The proposed methods on NYT dataset, the results are shown as Fig. 3. The experimental results show that the two methods can effectively remove noise and improve the extraction performance of distant supervision methods. Both method pipelines are independent of the relation prediction of entity pairs, so these models can be adopted as the true-positive indicator to filter the noisy distant supervision dataset before relation extraction. And the filter is more effective for selecting useful samples than the soft approach like [9, 19] proposed.

Fig. 3.
figure 3

The performance of the denoising approach based relation extraction methods.

4.4 Graph-Based Model

To the best of our knowledge, it is surprising to note that only a few works for relation extraction has tried to replace Convolutional Neural Networks with Recurrent Neural Networks for encoding the sentences. One important reason is that these methods hope to use the convolutional neural network to extract the combined semantic features between words or entities independent of position. Though RNNs intuitively fits more naturally to natural language tasks and can persevere the context information of the sentence.

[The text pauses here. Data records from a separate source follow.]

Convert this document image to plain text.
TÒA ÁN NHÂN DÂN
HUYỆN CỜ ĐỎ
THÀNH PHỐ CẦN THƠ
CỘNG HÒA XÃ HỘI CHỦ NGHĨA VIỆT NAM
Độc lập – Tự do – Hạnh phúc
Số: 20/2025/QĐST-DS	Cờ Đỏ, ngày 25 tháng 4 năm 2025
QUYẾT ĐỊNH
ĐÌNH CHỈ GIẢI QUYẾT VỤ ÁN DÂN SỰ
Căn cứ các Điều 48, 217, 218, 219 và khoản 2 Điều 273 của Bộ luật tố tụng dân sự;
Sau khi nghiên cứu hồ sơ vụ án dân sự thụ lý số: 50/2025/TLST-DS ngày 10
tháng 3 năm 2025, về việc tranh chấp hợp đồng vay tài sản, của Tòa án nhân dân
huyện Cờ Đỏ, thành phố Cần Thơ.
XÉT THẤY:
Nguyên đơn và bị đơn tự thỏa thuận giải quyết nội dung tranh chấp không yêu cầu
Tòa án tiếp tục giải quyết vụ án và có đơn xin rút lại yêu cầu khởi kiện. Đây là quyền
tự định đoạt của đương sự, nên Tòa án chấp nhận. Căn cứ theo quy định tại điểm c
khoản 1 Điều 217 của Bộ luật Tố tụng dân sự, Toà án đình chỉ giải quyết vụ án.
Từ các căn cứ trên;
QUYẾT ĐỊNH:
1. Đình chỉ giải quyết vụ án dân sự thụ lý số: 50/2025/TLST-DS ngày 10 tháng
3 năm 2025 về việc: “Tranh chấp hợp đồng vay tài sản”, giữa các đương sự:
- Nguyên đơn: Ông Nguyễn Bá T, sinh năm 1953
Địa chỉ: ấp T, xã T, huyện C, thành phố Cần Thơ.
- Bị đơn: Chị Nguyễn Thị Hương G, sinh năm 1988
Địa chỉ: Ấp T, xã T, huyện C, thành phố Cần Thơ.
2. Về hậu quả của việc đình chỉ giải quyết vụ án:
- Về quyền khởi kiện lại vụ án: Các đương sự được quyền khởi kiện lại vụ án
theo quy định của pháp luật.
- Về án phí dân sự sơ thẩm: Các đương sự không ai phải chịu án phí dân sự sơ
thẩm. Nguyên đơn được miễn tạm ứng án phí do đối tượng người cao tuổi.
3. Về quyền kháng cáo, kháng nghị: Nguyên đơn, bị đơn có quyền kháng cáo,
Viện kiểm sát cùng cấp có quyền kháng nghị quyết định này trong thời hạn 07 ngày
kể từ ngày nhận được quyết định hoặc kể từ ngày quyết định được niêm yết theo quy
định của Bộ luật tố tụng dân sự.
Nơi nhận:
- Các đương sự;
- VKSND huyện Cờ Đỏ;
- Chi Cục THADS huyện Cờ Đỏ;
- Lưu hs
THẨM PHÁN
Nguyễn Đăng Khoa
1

In the distant supervision domain, Vashishth et al. [17] proposed RESIDE, a graph model based approach, which uses Bi-GRU over the concatenated positional and word embedding for encoding the local context of each word. For capturing long-range dependencies, the Graph Convolution Networks (GCN) over dependency tree is employed to get the syntactic information representation of each word. Then, attention over tokens is used to subdue irrelevant tokens and get an embedding for the entire sentence. Finally, This model use attention over sentences to obtain a representation for the entire bag, which is fed to a softmax classifier to get the probability distribution over the relations. The performance of RESIDE is evaluated in NYT dataset and the result is shown as Fig. 4. The results validate that GCNs are effective at encoding syntactic information, which is complementary to the context information captured by RNNs. This model could improve relation extraction with these information.

Fig. 4.
figure 4

(source from [17])

The PR curves of RESIDE

In the supervised domain, Fenia Christopoulou et al. [4] proposed a walk based model for relation extraction. All the entities in a sentence are regarded as nodes in a fully-connected graph structure. The edges are on behalf of the position-aware contexts around the entity pairs. In order to capture different relation paths between two entities, The model construct up to a given length walks between each pair. The resulting walks are merged and iteratively used to update the edge representations. The model is evaluated on ACE 2005 for the task of relation extraction. And the model can achieve comparable performance compared with the state-of-the-art supervised relation extraction system without external syntactic tools. It shows that the dependencies between relations of entities can help extracting the final useful relations.

5 Conclusion

In general, the Entity relation extraction method with supervised learning has high accuracy, but it depends on the large labeled corpus and the construction of corpus is difficult. The unsupervised entity relation extraction does not need to define the entity relation type system in advance, which has domain independence. Scale open domain data has advantages that other methods can’t match, but its clustering threshold is difficult to determine in advance. However, the distant supervision entity relation extraction only needs to label a small number of relation instances manually, which is suitable for entity relation extraction without labeling corpus, but its implementation process introduced noise into datasets, which makes the recall rate of the method lower. Many Successive works have tried to handle the noise and distant supervision assumption with mechanisms like selective attention and instance filter to improve the performance further by denoising. And the Graph-Based Model shows the huge potential to improve the relation extraction task by handling the dependency of entities. Future works for relation extraction can thus definitely try these approach to promote the RE system.